Cuerpos alterados. Somos seres diurnos gobernados por un cerebro encargado de medir el tiempo. Y una de sus tareas es enviar información temporo-espacial, para indicarle al cuerpo qué hora es, el punto corporal al que solemos identificar como reloj biológico.
“Para que el reloj interno funcione bien, tiene que estar de acuerdo con la sucesión de días y noches, sincronizarse y estar regulado por el ciclo de luz y oscuridad, y por la alternancia de días y noches”, sostiene Diego Golombeck, especialista en cronobiología.
Todos elegimos ser matutinos o vespertinos. A los adolescentes se los denomina “búhos” porque se acuestan más tarde, y a los ancianos “alondras” porque prefieren levantarse más temprano. El especialista asegura que “es una cuestión biológica, no cultural. En la jerga se llama cronotipos a la preferencia horaria”. La mayoría de la población es neutra. Pero el 10% tiende a ser más vespertino o matutino, y tiene que tratar de adaptar su rutina con su cronotipo.
El biólogo explica que el permanecer mucho tiempo en la oscuridad, o aislado, tiene su primer impacto en el descanso. “Estar aislado, o en penumbra, como está un trabajador bajo tierra, altera mucho la sincronización de los ritmos, y eso sin duda conlleva a un trastorno de sueño y vigilia.”
Al dormir mal, las funciones vitales se alteran provocando irritabilidad, agresividad y mayor predisposición a equivocarse, a cometer accidentes; y con el tiempo, si se mantiene una deuda de sueño, el organismo comienza a enfermarse.

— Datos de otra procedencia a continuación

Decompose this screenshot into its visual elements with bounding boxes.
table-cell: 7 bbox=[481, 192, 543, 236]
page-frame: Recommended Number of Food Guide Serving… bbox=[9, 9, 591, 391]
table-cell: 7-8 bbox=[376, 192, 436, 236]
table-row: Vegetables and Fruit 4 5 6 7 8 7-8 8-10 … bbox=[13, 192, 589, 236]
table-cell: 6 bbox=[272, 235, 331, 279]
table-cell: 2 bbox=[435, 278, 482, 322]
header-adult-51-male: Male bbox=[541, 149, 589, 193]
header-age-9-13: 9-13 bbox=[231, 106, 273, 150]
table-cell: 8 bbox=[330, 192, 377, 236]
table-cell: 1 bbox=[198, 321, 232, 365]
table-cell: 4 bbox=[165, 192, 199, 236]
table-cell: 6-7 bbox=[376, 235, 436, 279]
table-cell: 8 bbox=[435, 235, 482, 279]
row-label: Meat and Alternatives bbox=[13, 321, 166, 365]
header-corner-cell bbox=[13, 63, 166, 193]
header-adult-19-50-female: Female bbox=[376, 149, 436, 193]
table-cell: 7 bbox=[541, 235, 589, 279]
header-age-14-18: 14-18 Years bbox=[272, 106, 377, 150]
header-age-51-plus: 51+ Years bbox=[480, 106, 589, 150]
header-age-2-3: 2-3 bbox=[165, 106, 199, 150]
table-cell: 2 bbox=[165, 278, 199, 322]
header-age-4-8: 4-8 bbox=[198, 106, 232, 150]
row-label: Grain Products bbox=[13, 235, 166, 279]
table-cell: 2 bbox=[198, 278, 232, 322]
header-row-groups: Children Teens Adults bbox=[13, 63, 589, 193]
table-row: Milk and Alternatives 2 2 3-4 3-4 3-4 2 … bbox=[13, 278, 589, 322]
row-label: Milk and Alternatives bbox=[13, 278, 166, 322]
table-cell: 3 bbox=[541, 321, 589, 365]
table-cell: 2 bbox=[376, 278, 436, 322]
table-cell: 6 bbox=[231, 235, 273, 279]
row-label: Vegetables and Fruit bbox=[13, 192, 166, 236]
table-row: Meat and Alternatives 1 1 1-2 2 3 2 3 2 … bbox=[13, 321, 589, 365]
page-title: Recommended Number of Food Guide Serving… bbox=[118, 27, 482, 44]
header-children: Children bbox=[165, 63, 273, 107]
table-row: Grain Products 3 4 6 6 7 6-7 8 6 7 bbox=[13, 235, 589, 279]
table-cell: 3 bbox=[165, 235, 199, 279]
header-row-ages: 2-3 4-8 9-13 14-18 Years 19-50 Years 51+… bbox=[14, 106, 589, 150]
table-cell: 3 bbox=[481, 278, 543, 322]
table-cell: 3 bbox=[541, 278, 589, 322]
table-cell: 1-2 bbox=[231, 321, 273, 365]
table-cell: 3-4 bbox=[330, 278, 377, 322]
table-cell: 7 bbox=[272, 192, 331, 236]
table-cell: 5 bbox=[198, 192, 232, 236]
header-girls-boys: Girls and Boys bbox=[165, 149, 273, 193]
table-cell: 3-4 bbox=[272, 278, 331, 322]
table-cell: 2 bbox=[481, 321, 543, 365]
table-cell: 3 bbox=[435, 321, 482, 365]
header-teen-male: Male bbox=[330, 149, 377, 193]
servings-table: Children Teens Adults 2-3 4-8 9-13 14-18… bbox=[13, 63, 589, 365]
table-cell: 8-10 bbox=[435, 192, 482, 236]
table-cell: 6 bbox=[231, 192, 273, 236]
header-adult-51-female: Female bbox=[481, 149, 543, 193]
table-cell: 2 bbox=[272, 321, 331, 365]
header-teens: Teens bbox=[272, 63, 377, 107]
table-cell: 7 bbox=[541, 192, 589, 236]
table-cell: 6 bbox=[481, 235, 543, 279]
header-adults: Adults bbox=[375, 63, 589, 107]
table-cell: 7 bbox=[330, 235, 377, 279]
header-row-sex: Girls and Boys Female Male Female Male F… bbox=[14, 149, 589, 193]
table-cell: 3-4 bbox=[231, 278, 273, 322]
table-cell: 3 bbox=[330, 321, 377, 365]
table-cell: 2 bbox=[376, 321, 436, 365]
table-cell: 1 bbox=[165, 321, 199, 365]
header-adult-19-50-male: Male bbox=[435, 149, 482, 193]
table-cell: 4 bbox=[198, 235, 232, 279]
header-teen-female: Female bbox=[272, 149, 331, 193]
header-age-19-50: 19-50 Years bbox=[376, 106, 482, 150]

“La falta de descanso, y más si es crónica, puede generar todo tipo de enfermedades. Incluso el último informe de la OMS revela que el trabajo en turnos rotativos, o los que van alterando el ritmo biológico es un indicador de riesgo para el cáncer. Lo más leve son trastornos gastrointestinales”, adelanta el experto.
Golombeck hace una diferencia interesante sobre las horas que se viven en penumbras o aislado, porque la sensación temporal bajo esas condiciones supera las 24 horas.
“El reloj interno que mide el cerebro tiene sus cálculos endógenos y autónomos para informar qué horario es. Pero los días que genera no son exactamente de 24 horas. Son más largos, entre 26 y 28 horas. Por eso es que tiene que sincronizarse y se ajusta todos los días al percibir la luz ambiental. Si no se pone en hora, sucede que se alargan. Lo cual no es grave, pero la percepción del tiempo cambia”, explica.
La psiquis también se ve comprometida en actividades que demandan aislamiento, o sea subterráneas, o las que alteren el ciclo de vigilia.
“No hay patologías, pero sí condicionamientos. Es posible que presenten una disminución de estímulos que puede tener en un ámbito más abierto. Impacta directo en la salud. En el costado más negativo, y prolongado, se pueden desatar fobias, estrés, miedos, pánico al encierro”, explica el psiquiatra Enrique Stein, de la Asociación de Psiquiatras Argentinos (APSA).
Para que el estrés no se transforme en patológico, Stein sugiere generar situaciones que faciliten recrear posibles momentos de encierro. “Hay que crear un simulacro de estrés con el otro a través de la palabra, del juego, y compartir objetivos. Para aprender y estar preparados para imprevistos.”
El psiquiatra también señala que los trabajos que no demandan una interacción con otras personas, o son solitarios, hacen que “los vínculos queden reducidos, acotados a los estímulos que reciben”.
Golombeck, en concordancia con Stein, agrega que “en el caso extremo de los mineros, por lo general tienen problemas de adaptación a la luz (fotofobia) y cuando salen a la superficie les cuesta adaptarse (fotosensibilidad)”.
“Es decir: si están seis meses bajo tierra, pueden recuperar la visibilidad en un mes”. añade.
Para muchos, vivir en las profundidades tiene un misterio cautivante, pero detrás de lo diferente, a veces, la autonomía corporal busca salir a lo convencional.